A winter dream of spring
In the springtime, when the earth awakens and gray gives way to blue, I will head to Minnesota.
I will take a week, and take my time, and meander to the Midwest, to baseball, to a new experience.
When I was younger, my parents dragged us on two two-week vacations. At the time I hated it. I wanted to go to the beach. I wanted to stay home and enjoy the summer. I wanted to be a shiftless teen.
At the end of it we all were tired of each other. But we had also seen quite a lot of our native land. Between those trips, and my own travels, I've been to 45 of the 50 states. This quixotic journey will add two more -- the Land of 1,000 Lakes and to North Dakota. I managed to miss those two along the way.
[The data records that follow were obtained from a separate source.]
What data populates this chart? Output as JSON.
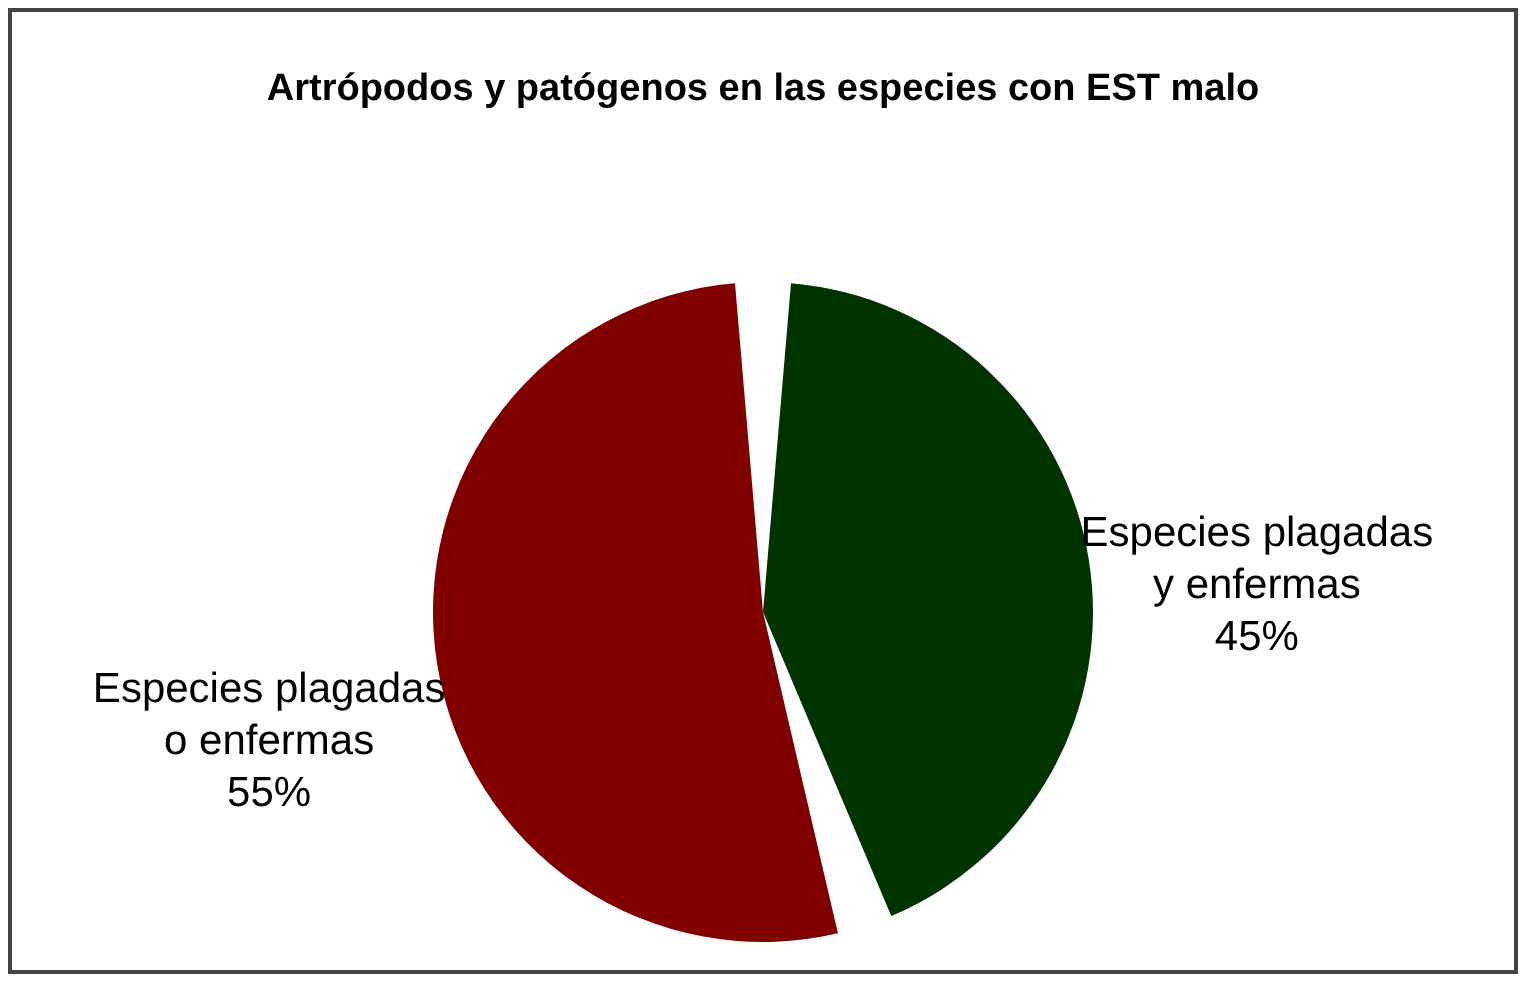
{
  "chart_data": {
    "type": "pie",
    "title": "Artrópodos y patógenos en las especies con EST malo",
    "categories": [
      "Especies plagadas y enfermas",
      "Especies plagadas o enfermas"
    ],
    "values": [
      45,
      55
    ],
    "colors": [
      "#003300",
      "#800000"
    ],
    "value_labels": [
      "45%",
      "55%"
    ],
    "legend": false
  }
}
I will go to Minnesota, to our national game, to the Twin Cities and the Twins. I will stay in cheap hotels, have no need to shave, enjoy the journey, and write about what I see. From there, I hope to return to Little Big Horn, to Custer's Last Stand, to the Big Sky Country, to that still and silent ground. Don't ask me why, but that place haunts me.
I will then travel west, to my last unexplored country from California to the New York islands, then take the leisurely route home. Perhaps I'll go to Iowa, to the Field of Dreams, to Shoeless Joe Jackson and that magical cornfield, and have a catch at twilight.
Those who play it, and those who have lost the childhood wanderlust, insist baseball is just a game. They say it contains nothing metaphorical, nothing metaphysical. But I know better.
Oh, I don't mind the eccentricity of my attachment to it. There are worse things over which to obsess. Besides, at some level, I don't care what you think.
Baseball has always been an escape, my version of an addictive drug, a three and one-half hour foray into sweet surrender. I often combine it with traveling, joining the longstanding American obsession with the open road, the last gasp of Manifest Destiny, or some such thing.
I am more comfortable away from here. I write with more passion, with more clarity, with a renewed sense of purpose. I relax. Clear my mind. Figure out what I need to do. And yet, like this child's game I love so much, I look forward to coming home.
Maybe it is only a passing fancy on a cold, restless winter's night. Or maybe not.
Regardless, it is a pretty thought, something to anticipate, something for which to plan, in the fond expectancy of spring, when the world begins anew.